Savine nodded, picking up Avery and carrying her across the snow on nimble feet to where her sister slept. He whistled toward the ridge of the mountain and moments later, guards led by Garnel and Jay made their way down the steep slope.
“Do you trust Garnel with your sister?”
“Of course, but I’m still confused how she even got to me. Did you know she was in Orofine?”
“I did. She arrived shortly before you were discovered missing.”
Avery looked down at her sleeping sister and noticed the scratches around her exposed neck. Bruising and rivulets of blood dotted her neck and Susan’s. Dammit. Savine had attacked her sister and friend. She clenched her jaw as she tried to tamper her anger toward him. Avery still felt the remnants of the deep magic circulating in her blood.
“You thought she was the one who tried to take me, didn’t you?”
Savine’s voice had a growl to it, like he was frustrated with Avery. “She is working with Rylo.

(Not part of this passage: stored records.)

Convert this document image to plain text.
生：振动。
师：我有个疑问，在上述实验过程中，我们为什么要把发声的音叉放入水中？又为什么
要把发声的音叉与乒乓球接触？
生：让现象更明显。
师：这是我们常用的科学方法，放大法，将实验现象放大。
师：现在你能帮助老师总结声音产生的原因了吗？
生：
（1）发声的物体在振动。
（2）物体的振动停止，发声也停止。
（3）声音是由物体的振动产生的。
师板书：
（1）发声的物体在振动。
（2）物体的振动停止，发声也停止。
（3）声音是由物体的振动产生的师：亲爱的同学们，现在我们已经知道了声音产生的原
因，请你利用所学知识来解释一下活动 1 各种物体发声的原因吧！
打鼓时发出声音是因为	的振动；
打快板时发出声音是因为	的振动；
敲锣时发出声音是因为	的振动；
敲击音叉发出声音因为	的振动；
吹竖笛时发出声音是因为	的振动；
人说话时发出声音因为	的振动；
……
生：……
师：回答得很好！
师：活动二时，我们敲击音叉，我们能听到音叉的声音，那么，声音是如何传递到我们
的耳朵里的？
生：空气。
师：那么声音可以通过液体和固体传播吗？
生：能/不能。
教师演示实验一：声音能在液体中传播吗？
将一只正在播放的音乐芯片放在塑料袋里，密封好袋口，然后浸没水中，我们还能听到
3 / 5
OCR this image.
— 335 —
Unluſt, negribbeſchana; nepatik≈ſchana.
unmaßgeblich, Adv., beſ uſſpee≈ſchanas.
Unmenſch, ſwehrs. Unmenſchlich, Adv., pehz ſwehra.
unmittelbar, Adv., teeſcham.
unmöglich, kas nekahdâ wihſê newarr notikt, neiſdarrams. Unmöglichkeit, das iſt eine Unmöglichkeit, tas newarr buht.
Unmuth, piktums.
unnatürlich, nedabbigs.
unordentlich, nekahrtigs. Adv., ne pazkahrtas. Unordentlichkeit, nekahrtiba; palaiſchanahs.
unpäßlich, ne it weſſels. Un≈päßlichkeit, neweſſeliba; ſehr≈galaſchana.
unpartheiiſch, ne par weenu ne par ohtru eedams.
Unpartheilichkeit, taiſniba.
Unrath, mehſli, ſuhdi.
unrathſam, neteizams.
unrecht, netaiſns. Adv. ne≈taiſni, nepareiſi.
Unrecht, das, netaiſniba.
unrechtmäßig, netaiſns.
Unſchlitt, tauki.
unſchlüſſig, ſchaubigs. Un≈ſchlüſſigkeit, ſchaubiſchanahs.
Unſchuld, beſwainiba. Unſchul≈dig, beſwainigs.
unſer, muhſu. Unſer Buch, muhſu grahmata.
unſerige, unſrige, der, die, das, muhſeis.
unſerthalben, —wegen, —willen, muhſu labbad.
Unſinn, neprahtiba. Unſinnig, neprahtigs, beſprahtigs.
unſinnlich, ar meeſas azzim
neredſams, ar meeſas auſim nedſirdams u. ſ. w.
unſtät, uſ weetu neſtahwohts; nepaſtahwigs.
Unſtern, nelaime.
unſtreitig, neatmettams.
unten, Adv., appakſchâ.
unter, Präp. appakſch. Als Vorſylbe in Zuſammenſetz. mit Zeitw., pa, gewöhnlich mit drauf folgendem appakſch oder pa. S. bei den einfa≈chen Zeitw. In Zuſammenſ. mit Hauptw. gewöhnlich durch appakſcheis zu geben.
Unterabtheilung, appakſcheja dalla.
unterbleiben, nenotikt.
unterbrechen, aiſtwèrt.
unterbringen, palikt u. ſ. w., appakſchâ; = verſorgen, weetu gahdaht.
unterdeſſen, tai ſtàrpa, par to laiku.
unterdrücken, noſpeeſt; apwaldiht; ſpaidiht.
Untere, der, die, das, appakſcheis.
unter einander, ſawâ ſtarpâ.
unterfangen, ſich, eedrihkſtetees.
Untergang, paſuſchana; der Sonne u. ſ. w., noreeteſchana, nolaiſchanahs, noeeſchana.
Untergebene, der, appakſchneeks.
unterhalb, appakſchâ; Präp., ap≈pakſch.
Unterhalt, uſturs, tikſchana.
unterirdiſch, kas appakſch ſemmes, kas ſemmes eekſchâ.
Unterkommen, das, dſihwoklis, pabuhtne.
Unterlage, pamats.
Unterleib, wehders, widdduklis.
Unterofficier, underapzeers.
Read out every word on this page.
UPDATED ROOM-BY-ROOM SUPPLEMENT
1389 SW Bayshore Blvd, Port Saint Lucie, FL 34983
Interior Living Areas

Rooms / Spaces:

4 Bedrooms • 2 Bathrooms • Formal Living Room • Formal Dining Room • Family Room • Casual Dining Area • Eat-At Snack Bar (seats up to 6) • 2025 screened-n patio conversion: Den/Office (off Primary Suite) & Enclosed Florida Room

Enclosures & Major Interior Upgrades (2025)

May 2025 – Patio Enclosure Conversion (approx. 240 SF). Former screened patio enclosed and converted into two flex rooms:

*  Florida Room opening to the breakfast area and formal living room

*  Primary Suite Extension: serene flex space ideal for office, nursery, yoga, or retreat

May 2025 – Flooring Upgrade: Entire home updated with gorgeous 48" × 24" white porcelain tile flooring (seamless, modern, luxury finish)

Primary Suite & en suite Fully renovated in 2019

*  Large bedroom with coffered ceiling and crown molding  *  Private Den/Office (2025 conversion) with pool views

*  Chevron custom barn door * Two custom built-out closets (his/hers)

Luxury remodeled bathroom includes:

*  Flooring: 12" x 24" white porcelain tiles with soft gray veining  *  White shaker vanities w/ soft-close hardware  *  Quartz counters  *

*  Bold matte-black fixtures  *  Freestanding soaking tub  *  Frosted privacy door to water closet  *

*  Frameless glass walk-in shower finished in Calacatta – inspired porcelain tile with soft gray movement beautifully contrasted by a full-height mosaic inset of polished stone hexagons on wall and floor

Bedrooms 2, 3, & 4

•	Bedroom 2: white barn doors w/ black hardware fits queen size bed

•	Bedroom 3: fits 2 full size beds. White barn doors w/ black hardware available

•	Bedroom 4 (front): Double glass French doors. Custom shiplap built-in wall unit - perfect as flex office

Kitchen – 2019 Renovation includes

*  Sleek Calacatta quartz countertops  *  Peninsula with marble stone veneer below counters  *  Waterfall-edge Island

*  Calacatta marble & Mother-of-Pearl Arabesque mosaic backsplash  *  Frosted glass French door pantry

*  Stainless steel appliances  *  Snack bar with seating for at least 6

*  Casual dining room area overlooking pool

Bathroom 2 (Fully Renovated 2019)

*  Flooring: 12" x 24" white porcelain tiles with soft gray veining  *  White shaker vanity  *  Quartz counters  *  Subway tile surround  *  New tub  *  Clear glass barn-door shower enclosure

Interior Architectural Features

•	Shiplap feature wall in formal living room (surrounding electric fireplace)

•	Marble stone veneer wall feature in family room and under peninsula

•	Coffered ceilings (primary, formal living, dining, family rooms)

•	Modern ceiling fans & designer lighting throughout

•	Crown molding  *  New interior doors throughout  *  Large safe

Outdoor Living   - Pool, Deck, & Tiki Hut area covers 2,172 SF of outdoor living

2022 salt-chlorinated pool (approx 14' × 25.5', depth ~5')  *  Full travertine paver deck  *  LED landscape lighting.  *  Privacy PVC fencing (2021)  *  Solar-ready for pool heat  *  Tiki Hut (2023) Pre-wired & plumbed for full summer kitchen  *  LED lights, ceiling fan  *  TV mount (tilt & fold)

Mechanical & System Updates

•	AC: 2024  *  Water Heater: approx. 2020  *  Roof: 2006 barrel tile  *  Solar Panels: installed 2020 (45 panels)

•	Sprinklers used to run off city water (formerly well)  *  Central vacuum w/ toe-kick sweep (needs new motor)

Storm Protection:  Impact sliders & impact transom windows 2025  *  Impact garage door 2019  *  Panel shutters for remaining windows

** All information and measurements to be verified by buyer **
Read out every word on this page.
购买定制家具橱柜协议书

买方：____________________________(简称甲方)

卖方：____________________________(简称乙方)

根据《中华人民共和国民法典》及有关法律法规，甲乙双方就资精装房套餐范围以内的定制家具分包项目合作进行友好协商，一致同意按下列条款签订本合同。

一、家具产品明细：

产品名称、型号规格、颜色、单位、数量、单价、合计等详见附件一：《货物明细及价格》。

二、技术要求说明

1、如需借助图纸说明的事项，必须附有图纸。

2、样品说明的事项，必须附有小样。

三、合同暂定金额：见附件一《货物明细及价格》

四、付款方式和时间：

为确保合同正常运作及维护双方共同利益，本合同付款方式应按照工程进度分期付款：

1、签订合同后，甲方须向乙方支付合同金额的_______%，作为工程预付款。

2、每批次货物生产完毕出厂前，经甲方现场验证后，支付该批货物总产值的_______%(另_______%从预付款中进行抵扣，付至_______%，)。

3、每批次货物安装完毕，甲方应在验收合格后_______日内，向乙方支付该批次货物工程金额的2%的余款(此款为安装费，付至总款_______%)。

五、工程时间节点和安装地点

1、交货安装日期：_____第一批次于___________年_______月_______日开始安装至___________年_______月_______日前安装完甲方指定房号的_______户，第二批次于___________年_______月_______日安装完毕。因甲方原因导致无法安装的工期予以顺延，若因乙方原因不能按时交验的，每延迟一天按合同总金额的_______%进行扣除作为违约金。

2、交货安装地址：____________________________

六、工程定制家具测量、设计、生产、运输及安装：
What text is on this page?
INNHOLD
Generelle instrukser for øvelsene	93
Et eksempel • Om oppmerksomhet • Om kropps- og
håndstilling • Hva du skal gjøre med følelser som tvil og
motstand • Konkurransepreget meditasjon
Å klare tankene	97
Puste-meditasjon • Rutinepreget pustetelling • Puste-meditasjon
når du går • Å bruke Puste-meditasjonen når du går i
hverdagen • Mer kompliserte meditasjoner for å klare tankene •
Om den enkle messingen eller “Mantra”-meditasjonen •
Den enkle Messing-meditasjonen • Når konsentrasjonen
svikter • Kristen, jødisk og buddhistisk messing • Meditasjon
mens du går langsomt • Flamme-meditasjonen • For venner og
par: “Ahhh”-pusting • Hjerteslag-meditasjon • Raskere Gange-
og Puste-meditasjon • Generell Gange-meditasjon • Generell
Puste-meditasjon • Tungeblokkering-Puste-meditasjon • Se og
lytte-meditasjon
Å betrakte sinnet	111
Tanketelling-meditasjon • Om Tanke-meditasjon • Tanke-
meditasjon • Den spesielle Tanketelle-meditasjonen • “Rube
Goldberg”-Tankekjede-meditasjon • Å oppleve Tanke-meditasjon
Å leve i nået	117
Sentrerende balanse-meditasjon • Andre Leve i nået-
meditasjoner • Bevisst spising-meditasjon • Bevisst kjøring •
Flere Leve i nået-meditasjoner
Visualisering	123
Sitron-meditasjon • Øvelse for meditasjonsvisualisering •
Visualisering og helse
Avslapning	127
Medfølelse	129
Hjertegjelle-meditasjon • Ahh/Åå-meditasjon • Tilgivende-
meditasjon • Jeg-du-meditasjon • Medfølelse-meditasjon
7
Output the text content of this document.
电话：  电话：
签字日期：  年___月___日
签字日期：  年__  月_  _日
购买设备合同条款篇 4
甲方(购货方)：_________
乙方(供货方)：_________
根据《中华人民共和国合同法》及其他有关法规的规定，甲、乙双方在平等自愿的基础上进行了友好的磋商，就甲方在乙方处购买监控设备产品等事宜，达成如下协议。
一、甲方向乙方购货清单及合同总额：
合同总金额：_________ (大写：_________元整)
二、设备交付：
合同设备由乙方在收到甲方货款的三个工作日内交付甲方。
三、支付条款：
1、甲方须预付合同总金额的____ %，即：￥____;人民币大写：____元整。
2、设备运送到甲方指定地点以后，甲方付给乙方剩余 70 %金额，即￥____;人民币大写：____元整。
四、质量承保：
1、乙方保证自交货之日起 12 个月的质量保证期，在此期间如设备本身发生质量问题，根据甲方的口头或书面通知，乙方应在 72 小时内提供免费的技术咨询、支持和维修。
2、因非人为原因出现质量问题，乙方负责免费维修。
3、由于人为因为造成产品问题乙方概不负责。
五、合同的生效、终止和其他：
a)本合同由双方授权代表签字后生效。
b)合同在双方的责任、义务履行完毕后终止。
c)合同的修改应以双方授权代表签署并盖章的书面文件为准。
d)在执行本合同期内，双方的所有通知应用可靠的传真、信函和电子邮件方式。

It seemed far too coincidental that you should disappear around the time that Morgan shows up, and knowing that I have not released Selene.”
Avery turned her back on Savine. How dare he hurt her sister? “I can’t believe you would think Morgan or Susan would hurt me!” Avery shouted. “Get the hell away from me!”
Jay and Garnel walked over to their side, giving her space as they looked between herself and Savine. She turned, walking away from Savine as she asked Garnel, “Will you please take Morgan and Susan to Hyacinth? If Kyla’s up for it, could you let her know that they’re here?”
“Of course, they’re in safe hands with me.” Garnel motioned for Jay to pick up Susan, while he lifted Morgan. “What about the eagan?”
Avery looked to where Garnel was pointing and shuddered.
The eagan was hidden in the treeline, one of the Hunters in his talons as he ripped shreds of clothing and flesh from the dead body.
She curled her lip and turned her head as entrails spilled onto the snow. “Let him eat. At least we won’t have to worry about feeding him.”
“Thank Althea we ride elk. That’s disgusting,” muttered Jay.
The two walked away, carrying Susan and Morgan’s limp bodies. Savine turned back to her, scowling. Around them, guards lifted the corpses and began carrying them up the ridge.
“You’re angry I reacted with my essence toward your sister and Susan?” Savine asked.
Avery turned from him, post holing through the snow over to Darby’s body. She bent down and yanked the axe from her skull with a sickening crack.
Nausea threatened to make her sick, but she pushed it down, walking past Savine as she began trudging through the deep powder, the bloody axe slung over her shoulder.
“ You just killed my mother’s dearest friend, a woman loyal to me, and I’m not angry at you!” Savine shouted. Two guards passed her, carrying Darby’s hanging body between them.
“ I was betrayed by that woman! I heard her very thorough confession as she tried to send me back through the portal to some impending death. So excuse me if I don’t see the two situations as the same.”
“But they are!” Savine argued.
“Hell no, they aren’t! You probably started strangling Morgan with your thorny vines before she had a chance to explain why she was in Orofine. You probably forced the answer out of her under duress. I protected myself from a woman who was trying to harm me!”
Avery continued to stomp up the steep, winter white mountain, past craggy boulders and spindly subalpine firs. There was no reason that Savine couldn’t catch her easily, not with her slow, clumsy, human footsteps through the snowfall. New flakes clung to her braid and eyelashes. She could hardly hear Savine’s deft steps behind her.
“Rylo could have been trying to take you again! I was afraid!”
Avery didn’t reply as she tried to make distance between them. It was an impossible task at this steep incline and with these conditions.
“Please, don’t ignore me, Ave!” Savine pleaded.
She let his plea linger on the wind before she answered him. “I can’t believe you’d hurt them! All I want is to be with Morgan right now, so just give me some space.”
Savine’s steps slowed. She didn’t need to look behind her to feel their bond growing taut with the change in distance and the hurt that washed over her.